Trying To Seize Power

John 6:19–21, When they had rowed about three or four miles, they saw Jesus walking on the sea and coming near the boat, and they were frightened. But he said to them, “It is I; do not be afraid.” Then they were glad to take him into the boat, and immediately the boat was at the land to which they were going.

The Gospel writers often wrote about the same event from different perspectives. Using a harmony of the gospels, we see that John supplements the same account in Mark 6:47-49 and Mat 14:25-26, by writing the reason Jesus dismissed their crowds. He explains that after Jesus fed 5,000 hungry souls, people wanted to make Him a king. The problem with their motivation was that Jesus was already a king.

The Lord sits enthroned over the flood; the Lord sits enthroned as king forever. May the Lord give strength to his people! May the Lord bless his people with peace!” (Psa 29:10–11)

Jesus just miraculously fed them, who wouldn’t want a king like that. Cesar never did that for them, neither did Herod. They wanted Jesus to replace their political king by having Jesus assume the throne, because of their mob enthusiasm mindset.
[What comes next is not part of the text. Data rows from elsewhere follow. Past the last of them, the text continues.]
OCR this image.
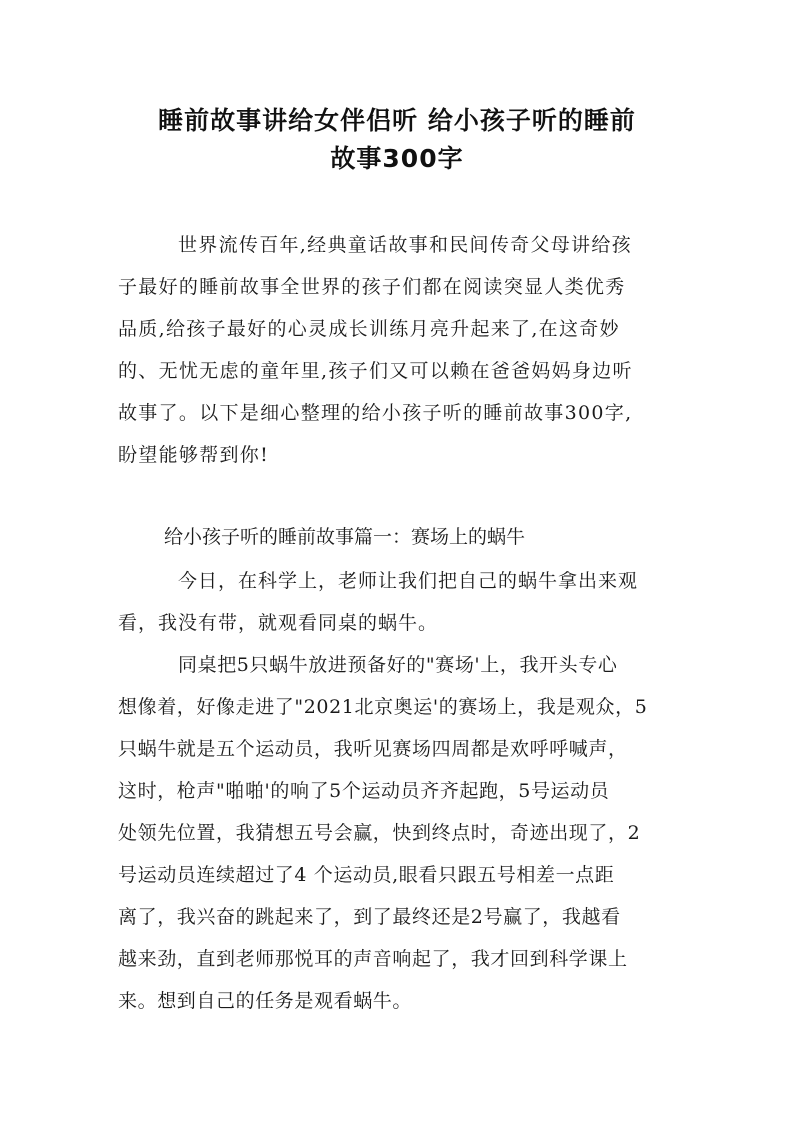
睡前故事讲给女伴侣听 给小孩子听的睡前
故事300字
世界流传百年,经典童话故事和民间传奇父母讲给孩
子最好的睡前故事全世界的孩子们都在阅读突显人类优秀
品质,给孩子最好的心灵成长训练月亮升起来了,在这奇妙
的、无忧无虑的童年里,孩子们又可以赖在爸爸妈妈身边听
故事了。以下是细心整理的给小孩子听的睡前故事300字,
盼望能够帮到你!
给小孩子听的睡前故事篇一：赛场上的蜗牛
今日，在科学上，老师让我们把自己的蜗牛拿出来观
看，我没有带，就观看同桌的蜗牛。
同桌把5只蜗牛放进预备好的"赛场'上，我开头专心
想像着，好像走进了"2021北京奥运'的赛场上，我是观众，5
只蜗牛就是五个运动员，我听见赛场四周都是欢呼呼喊声，
这时，枪声"啪啪'的响了5个运动员齐齐起跑，5号运动员
处领先位置，我猜想五号会赢，快到终点时，奇迹出现了，2
号运动员连续超过了4 个运动员,眼看只跟五号相差一点距
离了，我兴奋的跳起来了，到了最终还是2号赢了，我越看
越来劲，直到老师那悦耳的声音响起了，我才回到科学课上
来。想到自己的任务是观看蜗牛。
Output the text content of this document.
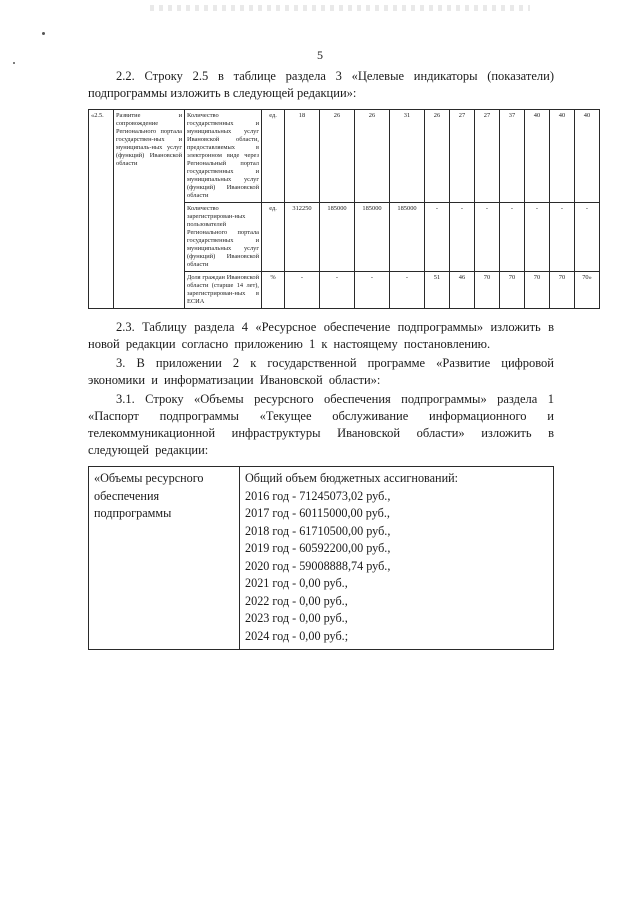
5

2.2. Строку 2.5 в таблице раздела 3 «Целевые индикаторы (показатели) подпрограммы изложить в следующей редакции»:

«2.5.	Развитие и сопровождение Регионального портала государствен-ных и муниципаль-ных услуг (функций) Ивановской области	Количество государственных и муниципальных услуг Ивановской области, предоставляемых в электронном виде через Региональный портал государственных и муниципальных услуг (функций) Ивановской области	ед.	18	26	26	31	26	27	27	37	40	40	40
		Количество зарегистрирован-ных пользователей Регионального портала государственных и муниципальных услуг (функций) Ивановской области	ед.	312250	185000	185000	185000	-	-	-	-	-	-	-
		Доля граждан Ивановской области (старше 14 лет), зарегистрирован-ных в ЕСИА	%	-	-	-	-	51	46	70	70	70	70	70»

2.3. Таблицу раздела 4 «Ресурсное обеспечение подпрограммы» изложить в новой редакции согласно приложению 1 к настоящему постановлению.

3. В приложении 2 к государственной программе «Развитие цифровой экономики и информатизации Ивановской области»:

3.1. Строку «Объемы ресурсного обеспечения подпрограммы» раздела 1 «Паспорт подпрограммы «Текущее обслуживание информационного и телекоммуникационной инфраструктуры Ивановской области» изложить в следующей редакции:

«Объемы ресурсного обеспечения подпрограммы	
Общий объем бюджетных ассигнований:
2016 год - 71245073,02 руб.,
2017 год - 60115000,00 руб.,
2018 год - 61710500,00 руб.,
2019 год - 60592200,00 руб.,
2020 год - 59008888,74 руб.,
2021 год - 0,00 руб.,
2022 год - 0,00 руб.,
2023 год - 0,00 руб.,
2024 год - 0,00 руб.;
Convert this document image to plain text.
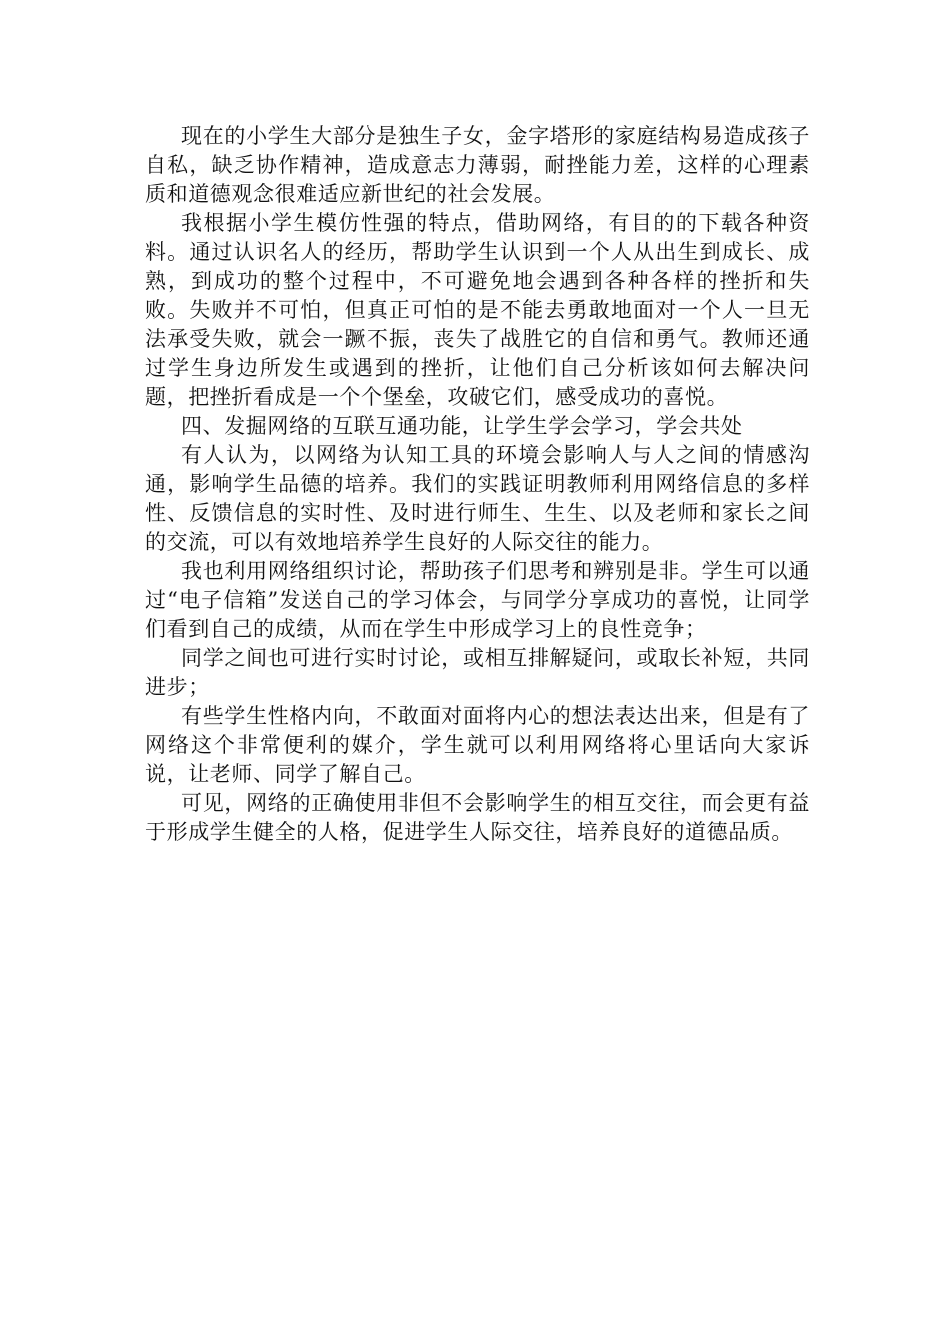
现在的小学生大部分是独生子女，金字塔形的家庭结构易造成孩子自私，缺乏协作精神，造成意志力薄弱，耐挫能力差，这样的心理素质和道德观念很难适应新世纪的社会发展。

我根据小学生模仿性强的特点，借助网络，有目的的下载各种资料。通过认识名人的经历，帮助学生认识到一个人从出生到成长、成熟，到成功的整个过程中，不可避免地会遇到各种各样的挫折和失败。失败并不可怕，但真正可怕的是不能去勇敢地面对一个人一旦无法承受失败，就会一蹶不振，丧失了战胜它的自信和勇气。教师还通过学生身边所发生或遇到的挫折，让他们自己分析该如何去解决问题，把挫折看成是一个个堡垒，攻破它们，感受成功的喜悦。

四、发掘网络的互联互通功能，让学生学会学习，学会共处

有人认为，以网络为认知工具的环境会影响人与人之间的情感沟通，影响学生品德的培养。我们的实践证明教师利用网络信息的多样性、反馈信息的实时性、及时进行师生、生生、以及老师和家长之间的交流，可以有效地培养学生良好的人际交往的能力。

我也利用网络组织讨论，帮助孩子们思考和辨别是非。学生可以通过“电子信箱”发送自己的学习体会，与同学分享成功的喜悦，让同学们看到自己的成绩，从而在学生中形成学习上的良性竞争；

同学之间也可进行实时讨论，或相互排解疑问，或取长补短，共同进步；

有些学生性格内向，不敢面对面将内心的想法表达出来，但是有了网络这个非常便利的媒介，学生就可以利用网络将心里话向大家诉说，让老师、同学了解自己。

可见，网络的正确使用非但不会影响学生的相互交往，而会更有益于形成学生健全的人格，促进学生人际交往，培养良好的道德品质。
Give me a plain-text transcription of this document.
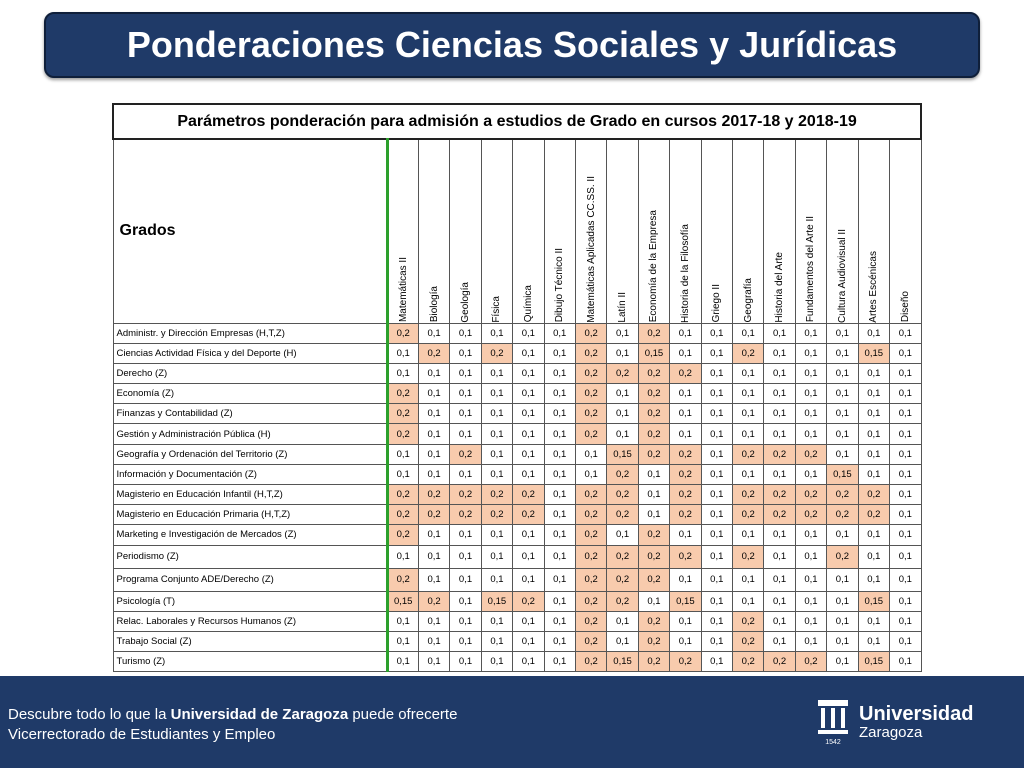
Ponderaciones Ciencias Sociales y Jurídicas
Parámetros ponderación para admisión a estudios de Grado en cursos 2017-18 y 2018-19																	
Grados	Matemáticas II	Biología	Geología	Física	Química	Dibujo Técnico II	Matemáticas Aplicadas CC.SS. II	Latín II	Economía de la Empresa	Historia de la Filosofía	Griego II	Geografía	Historia del Arte	Fundamentos del Arte II	Cultura Audiovisual II	Artes Escénicas	Diseño

Administr. y Dirección Empresas (H,T,Z)	0,2	0,1	0,1	0,1	0,1	0,1	0,2	0,1	0,2	0,1	0,1	0,1	0,1	0,1	0,1	0,1	0,1
Ciencias Actividad Física y del Deporte (H)	0,1	0,2	0,1	0,2	0,1	0,1	0,2	0,1	0,15	0,1	0,1	0,2	0,1	0,1	0,1	0,15	0,1
Derecho (Z)	0,1	0,1	0,1	0,1	0,1	0,1	0,2	0,2	0,2	0,2	0,1	0,1	0,1	0,1	0,1	0,1	0,1
Economía (Z)	0,2	0,1	0,1	0,1	0,1	0,1	0,2	0,1	0,2	0,1	0,1	0,1	0,1	0,1	0,1	0,1	0,1
Finanzas y Contabilidad (Z)	0,2	0,1	0,1	0,1	0,1	0,1	0,2	0,1	0,2	0,1	0,1	0,1	0,1	0,1	0,1	0,1	0,1
Gestión y Administración Pública (H)	0,2	0,1	0,1	0,1	0,1	0,1	0,2	0,1	0,2	0,1	0,1	0,1	0,1	0,1	0,1	0,1	0,1
Geografía y Ordenación del Territorio (Z)	0,1	0,1	0,2	0,1	0,1	0,1	0,1	0,15	0,2	0,2	0,1	0,2	0,2	0,2	0,1	0,1	0,1
Información y Documentación (Z)	0,1	0,1	0,1	0,1	0,1	0,1	0,1	0,2	0,1	0,2	0,1	0,1	0,1	0,1	0,15	0,1	0,1
Magisterio en Educación Infantil (H,T,Z)	0,2	0,2	0,2	0,2	0,2	0,1	0,2	0,2	0,1	0,2	0,1	0,2	0,2	0,2	0,2	0,2	0,1
Magisterio en Educación Primaria (H,T,Z)	0,2	0,2	0,2	0,2	0,2	0,1	0,2	0,2	0,1	0,2	0,1	0,2	0,2	0,2	0,2	0,2	0,1
Marketing e Investigación de Mercados (Z)	0,2	0,1	0,1	0,1	0,1	0,1	0,2	0,1	0,2	0,1	0,1	0,1	0,1	0,1	0,1	0,1	0,1
Periodismo (Z)	0,1	0,1	0,1	0,1	0,1	0,1	0,2	0,2	0,2	0,2	0,1	0,2	0,1	0,1	0,2	0,1	0,1
Programa Conjunto ADE/Derecho (Z)	0,2	0,1	0,1	0,1	0,1	0,1	0,2	0,2	0,2	0,1	0,1	0,1	0,1	0,1	0,1	0,1	0,1
Psicología (T)	0,15	0,2	0,1	0,15	0,2	0,1	0,2	0,2	0,1	0,15	0,1	0,1	0,1	0,1	0,1	0,15	0,1
Relac. Laborales y Recursos Humanos (Z)	0,1	0,1	0,1	0,1	0,1	0,1	0,2	0,1	0,2	0,1	0,1	0,2	0,1	0,1	0,1	0,1	0,1
Trabajo Social (Z)	0,1	0,1	0,1	0,1	0,1	0,1	0,2	0,1	0,2	0,1	0,1	0,2	0,1	0,1	0,1	0,1	0,1
Turismo (Z)	0,1	0,1	0,1	0,1	0,1	0,1	0,2	0,15	0,2	0,2	0,1	0,2	0,2	0,2	0,1	0,15	0,1
Descubre todo lo que la Universidad de Zaragoza puede ofrecerte
Vicerrectorado de Estudiantes y Empleo	1542
Universidad
Zaragoza
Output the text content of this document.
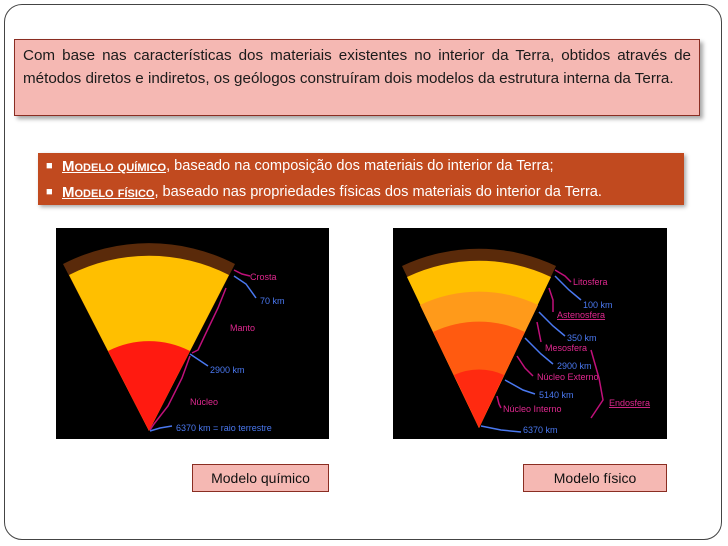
Com base nas características dos materiais existentes no interior da Terra, obtidos através de métodos diretos e indiretos, os geólogos construíram dois modelos da estrutura interna da Terra.
■ Modelo químico , baseado na composição dos materiais do interior da Terra;
■ Modelo físico , baseado nas propriedades físicas dos materiais do interior da Terra.
Crosta
70 km
Manto
2900 km
Núcleo
6370 km = raio terrestre
Litosfera
100 km
Astenosfera
350 km
Mesosfera
2900 km
Núcleo Externo
5140 km
Endosfera
Núcleo Interno
6370 km
Modelo químico	Modelo físico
However, Jesus made it plain that His Kingdom was not of this world (John 18:36), as His Kingdom was a spiritual kingdom. Since He was already king, he would not be crassly forced by men to become what they wanted and oppose the will of God. Jesus knew their hearts and knew their will, ways, and thoughts were not on par with The Father’s (Isaiah 55:8-9). Jesus dismissed Himself from the crowds, and as King of kings communes with His Father alone in prayer.

Corum Deo: How often have you tried to manipulate the will of God for your own will, rather than to submit to God’s will?